GRAPHIC WARNING: Contains images which some viewers may find disturbing.
Fifty years ago today, an Associated Press correspondent made a series of photographs that would shock a president and impact U.S. policy on the Vietnam War.
The story of how that happened began at 9 p.m. on June 10, 1963, when journalist Malcolm Wilde Browne received a cryptic message that something important would happen at a memorial service organized by Buddhist monks the next morning.
As day broke on June 11, the service started with nuns and monks chanting in the temple. After a while, the group moved onto the streets, chanting in a procession. The group paused to surround a car, and then took out a can of aviation fuel.
“I realized at that moment exactly what was happening, and began to take pictures a few seconds apart,” wrote Browne in a letter to AP General Manager Wes Gallagher on Sept. 30, 1963.
One of the monks sat down in the street, and fellow monks covered him in nearly five gallons of fuel. Moments later, Thich Quang Duc struck a match and set himself ablaze. It was then that Browne made the photo that left an indelible impression on people across the globe, a scene shown below.

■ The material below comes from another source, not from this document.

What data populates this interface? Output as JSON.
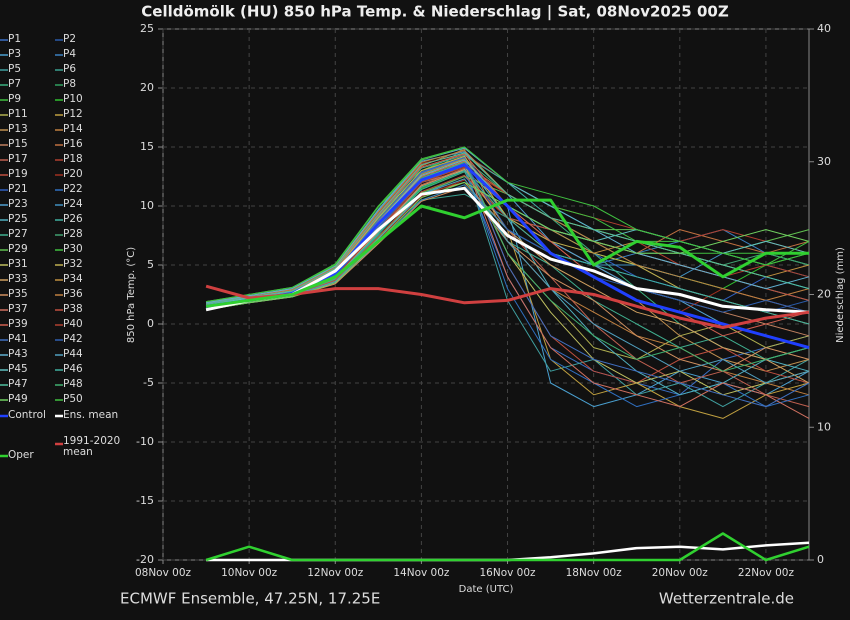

While the image above is more familiar today, it was not the photo that was widely published in newspapers at the time. It was sent over the wire a few days after the image below, a version of which was used in papers worldwide a mere 15 hours after Thich Quang set himself on fire.
The photo compelled President John F. Kennedy to reassess U.S. policy on Vietnam, ultimately increasing the number of troops.
Browne died on Aug. 27, 2012 in New Hampshire at age 81.